Duchenne muscular dystrophy (DMD), which affects approximately 10,000 patients in the United States and 40,000 worldwide, is a rare genetic disorder affecting one in every 3,500 live male births. Mutations in the dystrophin gene result in loss of the dystrophin protein, which causes deterioration of muscle cells. Patients are confined to wheelchairs by age 12 and can die by age 30 due to cardio-respiratory failure. Sarepta Therapeutics has developed an injectable drug that allows the DNA-RNA machinery to effectively “skip over” the mutated portion of the dystrophin gene so that the body can produce functional dystrophin protein. The purpose of this project is to develop this technology into a potential disease-modifying, lifesaving therapy. The technology being developed for this DMD project may be applicable to many other rare genetic disorders, amplifying the project’s impact.
Scientific Synopsis
DMD results from mutations in the dystrophin gene that disrupt the mRNA translational reading frame, preventing production of dystrophin, an essential protein that maintains the integrity of muscle cell membranes. Absence of dystrophin leads to severe muscle wasting and affected individuals may succumb to cardio-respiratory failure.
This project exploits the mechanism of exon skipping in which a phosphorodiamidate morpholino oligomer (PMO) binds to dystrophin pre-mRNA such that the targeted exon is skipped in the spliced mRNA. This process bypasses the mutation and restores translation of internally truncated but partially functional dystrophin protein. In recent clinical trials, intravenous injections of the Sarepta Therapeutics PMO-based drug AVI-4658 resulted in production of dystrophin in muscles of treated patients.

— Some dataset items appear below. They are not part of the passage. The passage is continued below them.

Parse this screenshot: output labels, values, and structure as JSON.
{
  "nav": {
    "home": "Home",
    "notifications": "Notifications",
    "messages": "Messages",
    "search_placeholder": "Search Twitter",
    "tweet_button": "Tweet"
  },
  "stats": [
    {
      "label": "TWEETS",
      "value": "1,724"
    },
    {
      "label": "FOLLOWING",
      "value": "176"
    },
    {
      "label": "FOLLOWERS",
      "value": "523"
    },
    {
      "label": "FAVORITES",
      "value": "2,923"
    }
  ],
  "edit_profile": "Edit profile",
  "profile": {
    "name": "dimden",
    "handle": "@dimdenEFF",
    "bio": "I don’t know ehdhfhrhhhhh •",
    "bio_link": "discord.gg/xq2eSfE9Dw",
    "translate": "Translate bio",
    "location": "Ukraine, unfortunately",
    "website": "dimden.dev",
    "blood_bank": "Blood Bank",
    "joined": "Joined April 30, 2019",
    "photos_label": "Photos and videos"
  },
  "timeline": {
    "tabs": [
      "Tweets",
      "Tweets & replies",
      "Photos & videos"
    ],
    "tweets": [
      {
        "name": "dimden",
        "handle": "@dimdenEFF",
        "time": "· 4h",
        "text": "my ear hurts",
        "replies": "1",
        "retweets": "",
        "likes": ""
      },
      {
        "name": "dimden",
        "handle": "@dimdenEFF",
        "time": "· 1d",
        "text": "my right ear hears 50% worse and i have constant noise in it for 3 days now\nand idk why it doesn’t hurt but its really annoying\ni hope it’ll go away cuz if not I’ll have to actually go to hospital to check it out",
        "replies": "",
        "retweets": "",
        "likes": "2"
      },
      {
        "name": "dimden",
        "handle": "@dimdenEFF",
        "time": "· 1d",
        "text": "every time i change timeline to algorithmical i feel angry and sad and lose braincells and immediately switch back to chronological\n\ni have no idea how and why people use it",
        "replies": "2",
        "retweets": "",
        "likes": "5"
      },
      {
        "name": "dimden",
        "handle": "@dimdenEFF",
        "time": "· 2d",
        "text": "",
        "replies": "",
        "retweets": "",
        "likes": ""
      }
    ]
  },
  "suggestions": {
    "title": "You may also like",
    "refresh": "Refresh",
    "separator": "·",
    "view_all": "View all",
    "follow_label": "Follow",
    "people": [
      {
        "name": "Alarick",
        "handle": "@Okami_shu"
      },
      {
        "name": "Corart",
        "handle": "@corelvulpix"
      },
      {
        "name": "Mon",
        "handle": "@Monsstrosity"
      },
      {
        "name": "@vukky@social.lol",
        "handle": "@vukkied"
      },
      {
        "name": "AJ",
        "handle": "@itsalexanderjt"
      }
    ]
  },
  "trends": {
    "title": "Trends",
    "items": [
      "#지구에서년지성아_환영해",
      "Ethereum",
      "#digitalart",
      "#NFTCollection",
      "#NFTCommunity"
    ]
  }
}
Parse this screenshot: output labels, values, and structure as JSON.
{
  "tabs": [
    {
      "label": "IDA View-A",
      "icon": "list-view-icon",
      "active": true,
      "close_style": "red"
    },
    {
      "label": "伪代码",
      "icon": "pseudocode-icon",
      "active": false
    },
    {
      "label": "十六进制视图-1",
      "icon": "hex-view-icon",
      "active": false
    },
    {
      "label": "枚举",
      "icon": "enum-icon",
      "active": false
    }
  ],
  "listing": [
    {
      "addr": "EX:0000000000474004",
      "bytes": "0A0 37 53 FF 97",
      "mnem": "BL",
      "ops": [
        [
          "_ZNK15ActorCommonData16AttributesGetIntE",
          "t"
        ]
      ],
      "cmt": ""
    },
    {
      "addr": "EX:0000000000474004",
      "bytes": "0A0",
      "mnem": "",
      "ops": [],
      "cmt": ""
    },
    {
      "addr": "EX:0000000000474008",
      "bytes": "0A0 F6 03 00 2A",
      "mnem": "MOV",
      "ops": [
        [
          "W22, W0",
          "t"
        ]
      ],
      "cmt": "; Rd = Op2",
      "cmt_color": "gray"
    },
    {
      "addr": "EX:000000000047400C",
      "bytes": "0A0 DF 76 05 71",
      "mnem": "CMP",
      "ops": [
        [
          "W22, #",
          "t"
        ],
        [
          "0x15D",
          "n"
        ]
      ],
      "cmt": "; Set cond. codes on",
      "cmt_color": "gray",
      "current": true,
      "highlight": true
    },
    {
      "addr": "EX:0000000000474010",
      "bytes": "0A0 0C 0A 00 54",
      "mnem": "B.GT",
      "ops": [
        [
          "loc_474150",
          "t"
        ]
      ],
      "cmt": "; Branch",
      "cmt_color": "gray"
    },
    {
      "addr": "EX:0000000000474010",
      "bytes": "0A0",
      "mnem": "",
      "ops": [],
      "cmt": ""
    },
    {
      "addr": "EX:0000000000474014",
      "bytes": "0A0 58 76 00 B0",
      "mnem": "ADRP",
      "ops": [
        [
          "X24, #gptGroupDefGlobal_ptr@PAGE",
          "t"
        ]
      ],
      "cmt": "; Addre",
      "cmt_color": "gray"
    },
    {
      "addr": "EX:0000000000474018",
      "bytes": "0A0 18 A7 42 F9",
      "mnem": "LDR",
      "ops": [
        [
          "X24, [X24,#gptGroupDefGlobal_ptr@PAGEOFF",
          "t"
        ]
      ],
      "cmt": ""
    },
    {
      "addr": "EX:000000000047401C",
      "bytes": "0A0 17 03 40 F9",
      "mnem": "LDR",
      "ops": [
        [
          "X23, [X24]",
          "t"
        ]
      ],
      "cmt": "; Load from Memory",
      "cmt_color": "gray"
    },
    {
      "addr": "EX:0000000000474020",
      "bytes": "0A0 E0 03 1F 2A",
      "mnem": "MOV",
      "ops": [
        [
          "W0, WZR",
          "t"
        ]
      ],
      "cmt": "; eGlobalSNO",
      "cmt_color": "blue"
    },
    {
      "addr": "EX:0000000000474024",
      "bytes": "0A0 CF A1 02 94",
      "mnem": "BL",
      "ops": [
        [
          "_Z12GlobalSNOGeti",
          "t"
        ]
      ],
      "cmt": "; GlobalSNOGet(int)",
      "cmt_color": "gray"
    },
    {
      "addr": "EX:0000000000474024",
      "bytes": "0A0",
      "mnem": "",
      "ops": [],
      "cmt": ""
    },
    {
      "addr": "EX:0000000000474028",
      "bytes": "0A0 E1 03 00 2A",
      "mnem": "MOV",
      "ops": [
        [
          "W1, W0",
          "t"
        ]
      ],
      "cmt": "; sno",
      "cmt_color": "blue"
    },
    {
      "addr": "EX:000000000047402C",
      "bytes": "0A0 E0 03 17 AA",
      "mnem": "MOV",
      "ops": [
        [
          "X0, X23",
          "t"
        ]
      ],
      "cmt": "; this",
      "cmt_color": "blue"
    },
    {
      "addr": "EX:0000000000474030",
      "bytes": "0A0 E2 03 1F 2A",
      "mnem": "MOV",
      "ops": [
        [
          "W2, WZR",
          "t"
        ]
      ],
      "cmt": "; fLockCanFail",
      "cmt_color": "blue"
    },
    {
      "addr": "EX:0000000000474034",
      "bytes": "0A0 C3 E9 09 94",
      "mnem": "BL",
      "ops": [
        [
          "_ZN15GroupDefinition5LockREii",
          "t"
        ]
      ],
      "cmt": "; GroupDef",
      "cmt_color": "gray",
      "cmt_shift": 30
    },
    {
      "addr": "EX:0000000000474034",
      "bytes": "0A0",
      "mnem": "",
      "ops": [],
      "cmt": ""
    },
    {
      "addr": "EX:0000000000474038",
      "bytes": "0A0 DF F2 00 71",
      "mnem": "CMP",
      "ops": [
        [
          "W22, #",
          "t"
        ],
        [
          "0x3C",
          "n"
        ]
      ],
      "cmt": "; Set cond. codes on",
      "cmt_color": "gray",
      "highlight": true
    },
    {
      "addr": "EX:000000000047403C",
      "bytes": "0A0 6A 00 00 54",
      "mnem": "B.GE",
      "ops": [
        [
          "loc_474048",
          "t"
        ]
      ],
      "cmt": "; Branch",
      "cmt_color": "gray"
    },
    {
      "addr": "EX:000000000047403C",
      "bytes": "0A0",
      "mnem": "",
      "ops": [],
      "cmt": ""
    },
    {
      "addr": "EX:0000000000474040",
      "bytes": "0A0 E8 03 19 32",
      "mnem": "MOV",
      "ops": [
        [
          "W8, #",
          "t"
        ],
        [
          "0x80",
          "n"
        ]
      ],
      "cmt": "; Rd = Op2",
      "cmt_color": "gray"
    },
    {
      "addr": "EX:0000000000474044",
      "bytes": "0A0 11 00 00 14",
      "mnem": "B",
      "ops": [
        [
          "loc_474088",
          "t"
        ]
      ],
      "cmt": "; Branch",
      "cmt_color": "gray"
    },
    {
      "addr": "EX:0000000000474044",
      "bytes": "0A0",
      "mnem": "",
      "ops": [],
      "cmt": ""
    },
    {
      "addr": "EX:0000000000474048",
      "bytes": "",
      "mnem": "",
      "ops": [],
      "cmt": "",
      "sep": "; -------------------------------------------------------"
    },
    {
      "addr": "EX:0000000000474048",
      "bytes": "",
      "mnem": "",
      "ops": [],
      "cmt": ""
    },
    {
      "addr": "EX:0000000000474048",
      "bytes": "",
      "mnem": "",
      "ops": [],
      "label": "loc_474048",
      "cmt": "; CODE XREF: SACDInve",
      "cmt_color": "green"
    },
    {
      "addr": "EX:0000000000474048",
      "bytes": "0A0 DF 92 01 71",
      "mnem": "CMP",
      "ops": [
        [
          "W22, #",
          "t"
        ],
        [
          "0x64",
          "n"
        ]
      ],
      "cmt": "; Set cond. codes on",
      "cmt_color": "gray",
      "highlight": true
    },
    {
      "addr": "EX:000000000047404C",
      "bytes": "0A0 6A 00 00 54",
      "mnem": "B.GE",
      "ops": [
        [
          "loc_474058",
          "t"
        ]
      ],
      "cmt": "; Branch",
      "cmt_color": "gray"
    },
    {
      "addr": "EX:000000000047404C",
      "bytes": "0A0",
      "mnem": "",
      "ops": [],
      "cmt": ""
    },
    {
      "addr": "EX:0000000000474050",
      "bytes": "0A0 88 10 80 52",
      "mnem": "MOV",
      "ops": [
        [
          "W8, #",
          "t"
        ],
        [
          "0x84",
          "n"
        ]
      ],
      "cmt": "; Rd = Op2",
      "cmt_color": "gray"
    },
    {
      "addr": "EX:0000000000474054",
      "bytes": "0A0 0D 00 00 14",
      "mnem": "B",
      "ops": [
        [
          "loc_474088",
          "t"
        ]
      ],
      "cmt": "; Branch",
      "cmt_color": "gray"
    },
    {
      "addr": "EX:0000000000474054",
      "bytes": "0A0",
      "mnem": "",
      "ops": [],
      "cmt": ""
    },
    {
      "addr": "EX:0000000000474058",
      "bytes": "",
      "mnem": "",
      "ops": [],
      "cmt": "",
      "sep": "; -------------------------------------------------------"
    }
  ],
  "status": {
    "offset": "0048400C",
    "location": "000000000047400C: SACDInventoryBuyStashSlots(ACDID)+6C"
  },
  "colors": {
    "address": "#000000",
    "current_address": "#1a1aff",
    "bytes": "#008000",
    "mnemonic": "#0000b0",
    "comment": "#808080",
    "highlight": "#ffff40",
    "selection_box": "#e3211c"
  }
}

In this project, another PMO drug candidate targeting a different mutation within the dystrophin gene will be tested for safety in a series of preclinical studies mandated by the Food and Drug Administration (FDA). If the compound is found to be safe, clinical trials will commence. Successful conclusion of all trials would result in an exon-skipping drug that benefits a separate group of DMD patients from those targeted by AVI-4658. Together, the two compounds would suggest that other compounds of this class may also be safe, facilitating development of PMO-based drugs for additional DMD mutations and expanding the number of patients benefiting from the treatment.
Lead Collaborator
Sarepta Therapeutics, Inc., Bothell, Washington
Peter Sazani, Ph.D.
Public Health Impact
Currently, there is no disease-modifying treatment for DMD, a disease that invariably kills patients before they reach 30 years of age. Existing treatments are palliative and do not change the course of disease. Exon-skipping PMOs, if successful in the clinic, can bring potential lifesaving medications to various DMD patient subpopulations.
Outcomes
The project team performed preclinical efficacy studies to select the candidate molecule for development. After TRND confirmed the lead molecule, Sarepta reclaimed full control of the project, utilizing internal corporate resources to continue development. This TRND project is complete.